There are two main types of sales commission plans: the commission only plans and the salary plus commission plans.
The commissioned only plan is exactly what it sounds like – commissions are paid out on a commission-only basis, regardless of whether an employee succeeds or not. It’s up to the company to determine how much money they pay their employees for commission-based work, so it can differ from one company to another.
The guaranteed salary plus commission plan offers some level of security but also has a commission component. This means that if an employee doesn’t succeed, they still have some additional income coming in through their base salary.
What are the most common commission plans?

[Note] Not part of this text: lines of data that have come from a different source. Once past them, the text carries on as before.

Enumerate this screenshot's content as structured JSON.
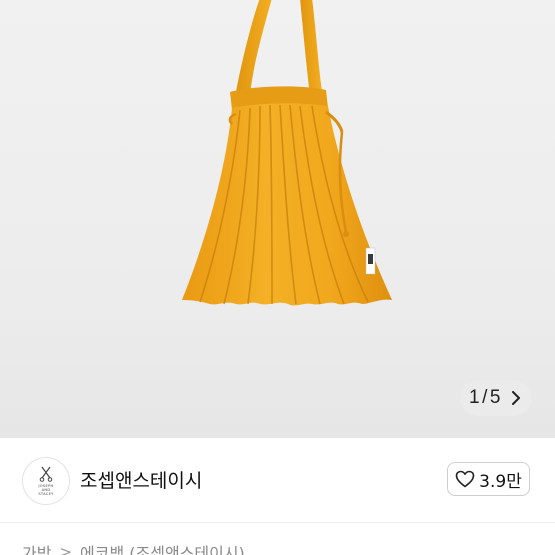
{
  "gallery": {
    "current": "1",
    "separator": "/",
    "total": "5",
    "background": "#eeeeee",
    "product_color": "#F2A91D"
  },
  "seller": {
    "name": "조셉앤스테이시",
    "logo_text": "JOSEPH\nAND\nSTACEY"
  },
  "like": {
    "count": "3.9만"
  },
  "breadcrumb": {
    "items": [
      "가방",
      "에코백 (조셉앤스테이시)"
    ],
    "separator": ">"
  },
  "icons": {
    "counter_next": "chevron-right-icon",
    "like": "heart-outline-icon",
    "logo": "scissors-logo-icon"
  }
}
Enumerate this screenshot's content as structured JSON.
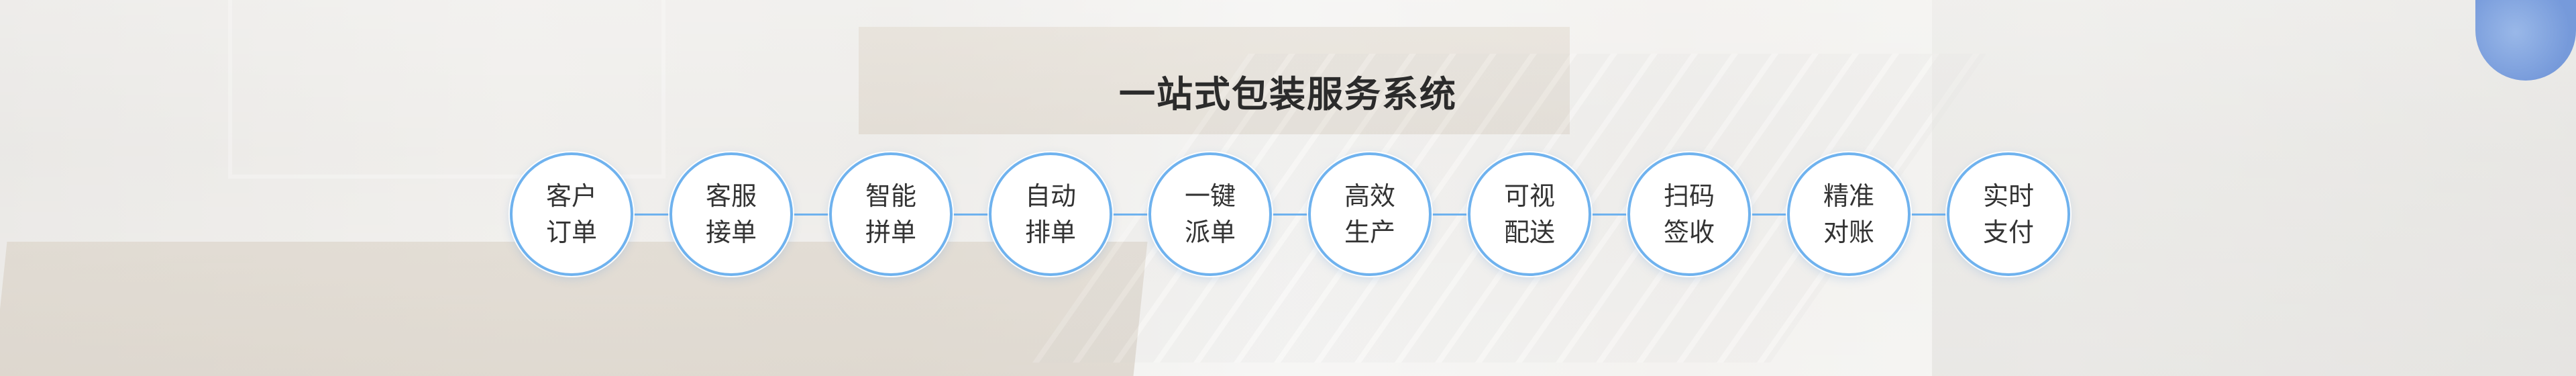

This article will focus on three types of sales commission plans.
Percentage
Your sales reps are paid a percentage of the total revenue they generate for the company. For example, if an employee generates £200,000 worth of revenue for the company, they could receive 10% of that amount as commission.
This type of commission plan is also known as a “percentage” or “performance-based” plan. This method should be used when employees have a greater degree of control over their work and you want to motivate them to take risks and make more ambitious deals.
Fixed
This commission plan is deployed where employees are paid a set amount for achieving predetermined revenue goals or KPIs, also known as a “fixed” or “fixed-rate” plan. This method should be used when you want to reward your employees for completing collective tasks.
An example of this plan would be to hit a revenue target and achieve specific activity KPIs, and then they would get a fixed commission of £1,500 per month, regardless of the size of the target.
Recurring
The third type of commission is often used in early-stage businesses to incentivise aggressive growth. A recurring commission plan will reward the salesperson for the entire lifecycle of the client.
A contract is worth £10,000 a year to the business, then a percentage commission might pay 10% of the £10,000 value (£1,000), whereas a recurring commission plan will pay a commission for each month/quarter/year that the client pays the business, meaning the salesperson can expect a commission of £1,000 every year as long as the client stays with the business.
These plans are usually phased out in later-stage businesses as they are very expensive to run.
What to Avoid in a Commission Plan
There are a few things that you need to avoid in commission plans if you want them to be successful.
First of all, make sure your commission plan includes a range of rewards. You want to ensure that above all else, the commission plan is incentivising the right behaviours.
Secondly, try to avoid using capped commission plans. You want to give your employees the opportunity to work their way up and earn more through their efforts and results rather than having fixed earnings. If you salespeople are earning good commission, then the business will be doing well!
Thirdly, keep it simple. If your sales commission plan is too complex, salespeople can ‘switch off’ if they cannot easily understand what they can earn, and how they can influence that outcome.
Lastly, make sure your commission plan is fair and equitable for all staff members by considering factors such as base pay, skill level, time spent on different tasks, etc.
Conclusion
A sales commission plan can be a great way to incentivise salespeople. But before implementing a plan, it’s important to set a few guidelines in place.
First, define the different types of sales commission plans and their advantages and disadvantages.
Next, decide which commission plan best matches your company’s needs.
Once your plan is in place, you can add in some best practices to avoid pitfalls that lead to unsuccessful commission plans. With the right plan in place, you’ll have a sales force that’s ready to take on the world!